Cadila Healthcare June Quarter Result And Conference Call Update
DSIJ Intelligence / 06 Aug 2012
Ahmadabad based Pharma Company, Cadila Healthcare has posted 30 per cent rise in its top line to Rs 1546 crore. Total income rose by 28 per cent to Rs 1594 crore. Due to the sharp rupee depreciation, higher tax charges and increased interest payments, the net profit declined by 14 per cent to Rs 201 crore. We however believe that it has posted very good numbers indicating that it is well on path to achieve the guided USD 3 billion sales in next 3-4 years.
On the business front, the growth has been good across all the segments. Domestic revenues were up 27 per cent to Rs 581 crore. Company, during the quarter launched 37 new products. In the last fiscal Cadila acquired Pharma Company Biochem. This also pushed the domestic revenues up. Excluding the Biochem numbers, the domestic growth has been 16 per cent.
The US market grew by 50 per cent to Rs 359 crore. In Brazil where Indian companies are facing some regulatory pressure in terms of delay in approvals, the growth has been 37 per cent to Rs 64 crore. The emerging markets grew by whooping 84 per cent to Rs 72 crore. Overall all the markets have performed well.
Zydus Cadila, Consolidated June Quarter Results
| Particulars | Q1FY13 | Q1FY12 | Growth |
|---|---|---|---|
| Total Income | 1594.42 | 1245.69 | 28% |
| EBITDA | 345.61 | 302.39 | 14% |
| EBITDA Margins | 23% | 26% |
|
| Depreciation | 43.43 | 34.72 | 25% |
| Other Income | 9.51 | 6.31 | 51% |
| Finance cost | 45.39 | 11.15 | 307% |
| Taxes | 65.37 | 28.54 | 129% |
| Net Profit | 200.93 | 234.29 | -14% |
Cadila’s OTC business, Zydus Wellness posted 13% rise in the revenues to Rs 103 crore . Its net profit was up 60% to Rs 13.5 crore. The Animal Health business posted robust 58 per cent growth to Rs 59 crore on the back of an acquisition in Germany last fiscal.
In the June quarter of last fiscal company had forex gain as well as one time income, excluding which company has posted rise in the EBITDA margins from 21.2 per cent to Rs 22 per cent. Company in this quarter had incurred forex loss of Rs 11.6 crore compared profit of Rs 11.5 crore in the corresponding quarter last fiscal.

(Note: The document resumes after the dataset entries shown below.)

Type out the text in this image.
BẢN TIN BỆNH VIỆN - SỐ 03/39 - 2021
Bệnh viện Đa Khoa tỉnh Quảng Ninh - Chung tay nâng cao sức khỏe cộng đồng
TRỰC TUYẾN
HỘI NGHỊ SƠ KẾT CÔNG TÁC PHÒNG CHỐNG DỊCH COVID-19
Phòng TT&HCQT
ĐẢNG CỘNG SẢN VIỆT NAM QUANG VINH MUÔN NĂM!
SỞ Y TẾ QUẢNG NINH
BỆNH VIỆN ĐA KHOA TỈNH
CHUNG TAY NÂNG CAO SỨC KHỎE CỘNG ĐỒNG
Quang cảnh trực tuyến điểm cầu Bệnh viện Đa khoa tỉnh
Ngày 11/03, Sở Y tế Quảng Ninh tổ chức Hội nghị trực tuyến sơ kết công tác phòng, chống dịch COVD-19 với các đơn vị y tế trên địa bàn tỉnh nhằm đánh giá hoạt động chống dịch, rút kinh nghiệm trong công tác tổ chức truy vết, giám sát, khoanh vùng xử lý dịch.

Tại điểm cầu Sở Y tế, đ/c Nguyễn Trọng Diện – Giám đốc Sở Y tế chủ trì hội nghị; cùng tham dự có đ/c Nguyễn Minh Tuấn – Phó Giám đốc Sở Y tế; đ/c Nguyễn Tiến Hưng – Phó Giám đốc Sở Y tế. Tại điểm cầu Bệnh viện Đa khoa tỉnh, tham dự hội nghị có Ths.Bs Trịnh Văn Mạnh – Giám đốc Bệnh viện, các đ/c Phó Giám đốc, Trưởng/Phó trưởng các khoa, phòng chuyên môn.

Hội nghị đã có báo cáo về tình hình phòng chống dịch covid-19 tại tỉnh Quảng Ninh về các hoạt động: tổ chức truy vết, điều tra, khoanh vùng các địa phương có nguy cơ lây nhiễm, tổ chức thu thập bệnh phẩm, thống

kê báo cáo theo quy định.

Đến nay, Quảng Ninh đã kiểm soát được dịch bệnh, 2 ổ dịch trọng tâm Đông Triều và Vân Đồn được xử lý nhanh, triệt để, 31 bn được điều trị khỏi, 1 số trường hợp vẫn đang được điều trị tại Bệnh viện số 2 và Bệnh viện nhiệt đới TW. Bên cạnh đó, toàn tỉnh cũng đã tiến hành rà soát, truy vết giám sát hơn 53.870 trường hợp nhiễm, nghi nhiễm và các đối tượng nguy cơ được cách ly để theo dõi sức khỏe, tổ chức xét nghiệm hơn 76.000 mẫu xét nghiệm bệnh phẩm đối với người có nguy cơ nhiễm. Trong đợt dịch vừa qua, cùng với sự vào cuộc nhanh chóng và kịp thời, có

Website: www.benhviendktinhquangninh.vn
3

Interest expenses during the quarter rose sharply from Rs 11.15 crore to Rs 45.39 crore. The effective tax rate was also up to 24.6 per cent which saw total taxes going up from Rs 28 crore to Rs 65 crore. These two numbers draw the net profit down by 14 per cent to Rs 201 crore.
We also participated in the conference call after the results today. The key takeaways after the call are as follows.- Company expects to file about 10 products in US this year. The approvals will flow after the USFDA approval of Moraiya facility.
- The tax rate during the full year will remain in the range of 22-24 per cent.
- The margins in Biochem have risen but company has not disclosed it. It also expects the margin expansion going ahead in this year.
- Management is also expecting 100 basis pints rise in the EBITDA margins of overall business on consolidated level
- The competition in OTC segment is strong but Zydus Wellness is adapting to the competition and is on path of recovery.
- Company is also reviewing its Hedging policy; currently it has a position of USD 80 million hedges expiring by end of this calendar year.
- Debt to equity ratio is at 0.7x which is well above its comfortable level of 0.5x. Company has said that it will not raise more debt. In case it goes for acquisition then it will use other means of financing. Equity dilution will be the last preferred option in that case.
- We understand that company will monetize some products from its First To File portfolio.
- It also expects to add more products in its Joint Ventures with Bayer and Hospira.
With the high confidence the management has, we see that the growth story will continue. We have already covered this company in our magazine with a ‘Buy’ call on it. We reiterate the same and advice our readers to buy the stock on every dip.